When the Pennsylvania Supreme Court rescinded the venue rule governing medical liability cases, it included a provision requiring the Civil Procedural Rules Committee to reexamine the rule change two years after its January 1, 2023 effective date. Although the court did not request comments from stakeholders for this review, The Pennsylvania Coalition for Civil Justice Reform (PCCJR) submitted a comprehensive comment document early last year providing details on why the medical liability venue rule should be reinstated by the Court.
On February 18, the Supreme Court issued an order in response to this review. The order did not reinstate the former rule or even make changes to the Rules of Venue. The only action taken by the Supreme Court was to remove the requirement that the rule be reviewed two years after its enactment.
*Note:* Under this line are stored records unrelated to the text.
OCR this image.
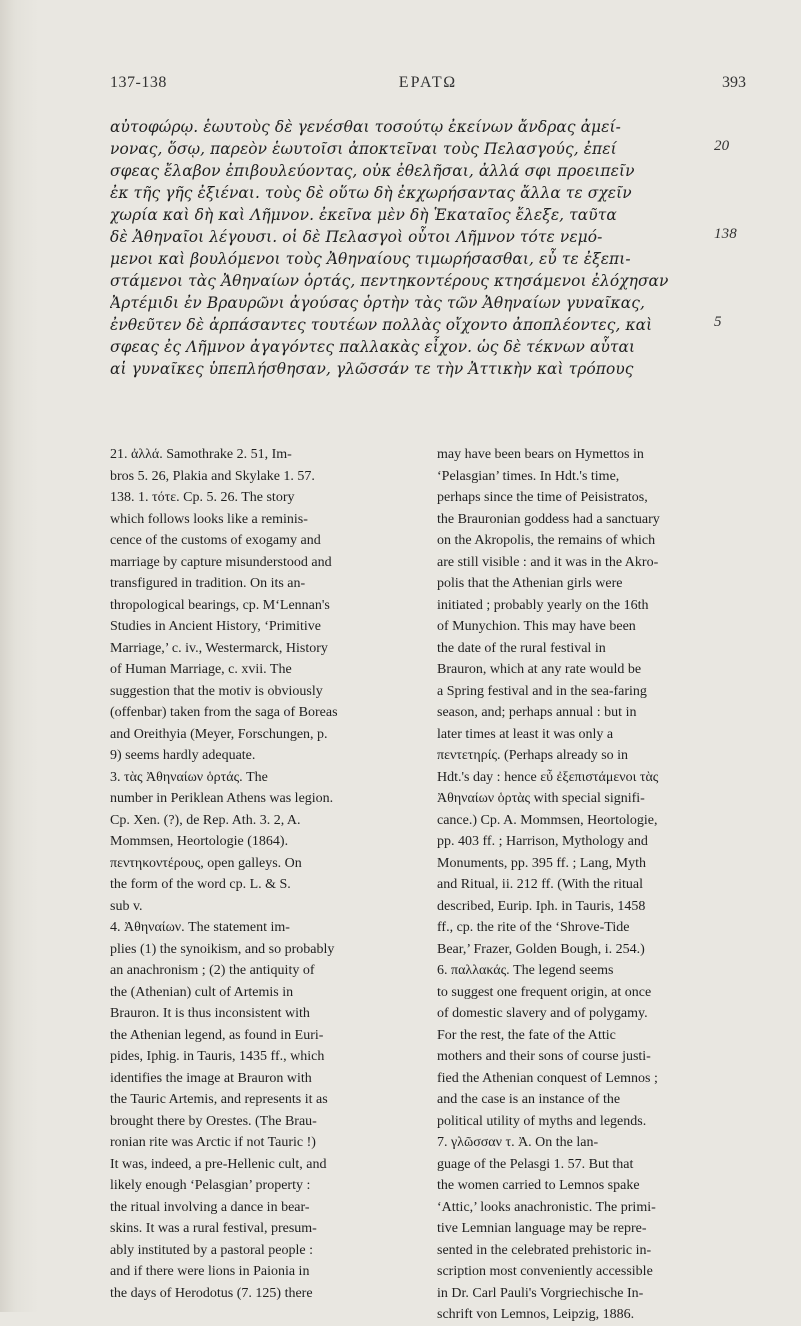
137-138	ΕΡΑΤΩ	393
αὐτοφώρῳ. ἑωυτοὺς δὲ γενέσθαι τοσούτῳ ἐκείνων ἄνδρας ἀμεί-
νονας, ὅσῳ, παρεὸν ἑωυτοῖσι ἀποκτεῖναι τοὺς Πελασγούς, ἐπεί
σφεας ἔλαβον ἐπιβουλεύοντας, οὐκ ἐθελῆσαι, ἀλλά σφι προειπεῖν
ἐκ τῆς γῆς ἐξιέναι. τοὺς δὲ οὕτω δὴ ἐκχωρήσαντας ἄλλα τε σχεῖν
χωρία καὶ δὴ καὶ Λῆμνον. ἐκεῖνα μὲν δὴ Ἑκαταῖος ἔλεξε, ταῦτα
δὲ Ἀθηναῖοι λέγουσι. οἱ δὲ Πελασγοὶ οὗτοι Λῆμνον τότε νεμό-
μενοι καὶ βουλόμενοι τοὺς Ἀθηναίους τιμωρήσασθαι, εὖ τε ἐξεπι-
στάμενοι τὰς Ἀθηναίων ὁρτάς, πεντηκοντέρους κτησάμενοι ἐλόχησαν
Ἀρτέμιδι ἐν Βραυρῶνι ἀγούσας ὁρτὴν τὰς τῶν Ἀθηναίων γυναῖκας,
ἐνθεῦτεν δὲ ἁρπάσαντες τουτέων πολλὰς οἴχοντο ἀποπλέοντες, καὶ
σφεας ἐς Λῆμνον ἀγαγόντες παλλακὰς εἶχον. ὡς δὲ τέκνων αὗται
αἱ γυναῖκες ὑπεπλήσθησαν, γλῶσσάν τε τὴν Ἀττικὴν καὶ τρόπους
20
138
5
21. ἀλλά. Samothrake 2. 51, Im-
bros 5. 26, Plakia and Skylake 1. 57.
138. 1. τότε. Cp. 5. 26. The story
which follows looks like a reminis-
cence of the customs of exogamy and
marriage by capture misunderstood and
transfigured in tradition. On its an-
thropological bearings, cp. M‘Lennan's
Studies in Ancient History, ‘Primitive
Marriage,’ c. iv., Westermarck, History
of Human Marriage, c. xvii. The
suggestion that the motiv is obviously
(offenbar) taken from the saga of Boreas
and Oreithyia (Meyer, Forschungen, p.
9) seems hardly adequate.
3. τὰς Ἀθηναίων ὁρτάς. The
number in Periklean Athens was legion.
Cp. Xen. (?), de Rep. Ath. 3. 2, A.
Mommsen, Heortologie (1864).
πεντηκοντέρους, open galleys. On
the form of the word cp. L. & S.
sub v.
4. Ἀθηναίων. The statement im-
plies (1) the synoikism, and so probably
an anachronism ; (2) the antiquity of
the (Athenian) cult of Artemis in
Brauron. It is thus inconsistent with
the Athenian legend, as found in Euri-
pides, Iphig. in Tauris, 1435 ff., which
identifies the image at Brauron with
the Tauric Artemis, and represents it as
brought there by Orestes. (The Brau-
ronian rite was Arctic if not Tauric !)
It was, indeed, a pre-Hellenic cult, and
likely enough ‘Pelasgian’ property :
the ritual involving a dance in bear-
skins. It was a rural festival, presum-
ably instituted by a pastoral people :
and if there were lions in Paionia in
the days of Herodotus (7. 125) there
may have been bears on Hymettos in
‘Pelasgian’ times. In Hdt.'s time,
perhaps since the time of Peisistratos,
the Brauronian goddess had a sanctuary
on the Akropolis, the remains of which
are still visible : and it was in the Akro-
polis that the Athenian girls were
initiated ; probably yearly on the 16th
of Munychion. This may have been
the date of the rural festival in
Brauron, which at any rate would be
a Spring festival and in the sea-faring
season, and; perhaps annual : but in
later times at least it was only a
πεντετηρίς. (Perhaps already so in
Hdt.'s day : hence εὖ ἐξεπιστάμενοι τὰς
Ἀθηναίων ὁρτὰς with special signifi-
cance.) Cp. A. Mommsen, Heortologie,
pp. 403 ff. ; Harrison, Mythology and
Monuments, pp. 395 ff. ; Lang, Myth
and Ritual, ii. 212 ff. (With the ritual
described, Eurip. Iph. in Tauris, 1458
ff., cp. the rite of the ‘Shrove-Tide
Bear,’ Frazer, Golden Bough, i. 254.)
6. παλλακάς. The legend seems
to suggest one frequent origin, at once
of domestic slavery and of polygamy.
For the rest, the fate of the Attic
mothers and their sons of course justi-
fied the Athenian conquest of Lemnos ;
and the case is an instance of the
political utility of myths and legends.
7. γλῶσσαν τ. Ἀ. On the lan-
guage of the Pelasgi 1. 57. But that
the women carried to Lemnos spake
‘Attic,’ looks anachronistic. The primi-
tive Lemnian language may be repre-
sented in the celebrated prehistoric in-
scription most conveniently accessible
in Dr. Carl Pauli's Vorgriechische In-
schrift von Lemnos, Leipzig, 1886.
It is disappointing that the Supreme Court passed on this opportunity to undo the damage to health care caused by its rescission of the medical liability venue rule. This rule was in place for twenty years and was a major factor in quelling the medical malpractice crisis of the early 2000s. The rule prevented attorney forum shopping for jackpot verdicts by requiring that the case be brought only in the county in which the cause of action arose.
This battle is not over. Whether through constitutional amendment or court rule changes, PCCJR will continue to advocate for the restoration of the medical liability venue rule and also for ALL civil cases to be filed only where the cause of action arose.
In the meantime, remember that contractual venue is a viable option to ensure your cases are not heard in a court hostile to doctors, hospitals, and defendants in general.